Данглар дал луидор. С него потребовали еще:
– Так что, ваше сиятельство, должны мне теперь только четыре тысячи девятьсот девяносто девять луидоров.
«..Жак, сто тысяч франков за этого цыпленка?!» Бедному миллионеру пришлось раскошеливаться, с него брали по 25 тысяч франков даже за бутылку вина. Он объявил голодовку, но «его решимости хватило только на два дня, после чего он потребовал пищи и предложил за нее миллион. Ему додали великолепный ужин и взяли предложенный миллион».

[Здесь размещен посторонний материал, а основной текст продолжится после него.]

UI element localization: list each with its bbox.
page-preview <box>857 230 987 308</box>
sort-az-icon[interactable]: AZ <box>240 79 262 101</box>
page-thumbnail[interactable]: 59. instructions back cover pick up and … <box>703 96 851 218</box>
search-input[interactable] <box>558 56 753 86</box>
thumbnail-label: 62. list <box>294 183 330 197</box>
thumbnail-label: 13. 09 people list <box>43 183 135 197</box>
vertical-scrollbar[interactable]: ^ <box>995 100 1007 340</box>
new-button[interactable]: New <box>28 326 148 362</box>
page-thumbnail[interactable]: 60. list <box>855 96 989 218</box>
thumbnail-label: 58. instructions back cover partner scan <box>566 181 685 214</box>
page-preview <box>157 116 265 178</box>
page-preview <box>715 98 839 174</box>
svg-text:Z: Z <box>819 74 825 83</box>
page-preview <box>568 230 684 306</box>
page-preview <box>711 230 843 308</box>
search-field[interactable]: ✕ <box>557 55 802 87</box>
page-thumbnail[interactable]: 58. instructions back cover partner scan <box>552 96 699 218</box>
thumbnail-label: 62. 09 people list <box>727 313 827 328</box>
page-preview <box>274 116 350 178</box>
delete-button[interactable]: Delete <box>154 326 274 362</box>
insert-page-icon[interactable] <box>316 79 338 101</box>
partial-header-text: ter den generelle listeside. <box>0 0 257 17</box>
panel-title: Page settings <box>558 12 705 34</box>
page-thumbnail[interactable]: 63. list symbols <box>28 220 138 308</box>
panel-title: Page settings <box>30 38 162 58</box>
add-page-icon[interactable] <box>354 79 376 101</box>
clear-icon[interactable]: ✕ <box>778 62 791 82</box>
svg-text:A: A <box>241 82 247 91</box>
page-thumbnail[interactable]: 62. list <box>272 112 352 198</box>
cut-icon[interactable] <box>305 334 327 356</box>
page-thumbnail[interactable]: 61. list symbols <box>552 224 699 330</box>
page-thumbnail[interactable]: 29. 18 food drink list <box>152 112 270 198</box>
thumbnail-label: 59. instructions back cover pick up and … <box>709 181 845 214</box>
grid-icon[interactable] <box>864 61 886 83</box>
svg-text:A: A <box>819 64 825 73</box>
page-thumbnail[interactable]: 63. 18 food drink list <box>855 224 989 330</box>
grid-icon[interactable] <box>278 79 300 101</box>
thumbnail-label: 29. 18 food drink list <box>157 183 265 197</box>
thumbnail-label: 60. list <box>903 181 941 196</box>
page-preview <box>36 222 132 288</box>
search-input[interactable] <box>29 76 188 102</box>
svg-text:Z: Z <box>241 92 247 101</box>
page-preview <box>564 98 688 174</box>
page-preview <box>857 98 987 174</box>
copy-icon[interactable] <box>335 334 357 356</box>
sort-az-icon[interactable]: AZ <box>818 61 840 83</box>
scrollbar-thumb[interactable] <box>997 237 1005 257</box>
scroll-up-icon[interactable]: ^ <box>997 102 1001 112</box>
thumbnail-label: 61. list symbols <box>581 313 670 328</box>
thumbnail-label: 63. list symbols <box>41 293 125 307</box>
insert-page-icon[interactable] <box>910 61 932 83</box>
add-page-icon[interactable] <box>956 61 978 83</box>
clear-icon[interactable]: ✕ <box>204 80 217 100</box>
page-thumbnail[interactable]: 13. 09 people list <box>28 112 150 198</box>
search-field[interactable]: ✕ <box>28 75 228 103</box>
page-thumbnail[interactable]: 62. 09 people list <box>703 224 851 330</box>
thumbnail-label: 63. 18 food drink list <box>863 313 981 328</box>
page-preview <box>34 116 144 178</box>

МИЛЛИОН – ПОНЯТИЕ ОТНОСИТЕЛЬНОЕ
С этого времени жизнь несчастного пленника стала беспрерывным отступлением. Он так исстрадался, что не в силах был больше терпеть, и исполнял все, чего от него требовали. Прошло двенадцать дней. И вот, пообедав не хуже, чем во времена своего преуспевания, он подсчитал, сколько выдал чеков. Оказалось, что у него остается всего лишь пятьдесят тысяч. «Тогда в нем произошла странная перемена. Он, который отдал пять миллионов, решил спасти последние пятьдесят тысяч франков. Он решил вести жизнь, полную лишений, лишь бы не отдавать этих пятидесяти тысяч. В его мозгу мелькали проблески надежды, близкие к безумию. Он, который уже так давно забыл Бога, стал думать о нем... и со слезами молил Бога оставить ему эти пятьдесят тысяч франков... На четвертый день Данглар был уже не человек, но живой труп. Он подобрал все до последней крошки от своих прежних обедов и начал грызть циновку, покрывавшую каменный пол».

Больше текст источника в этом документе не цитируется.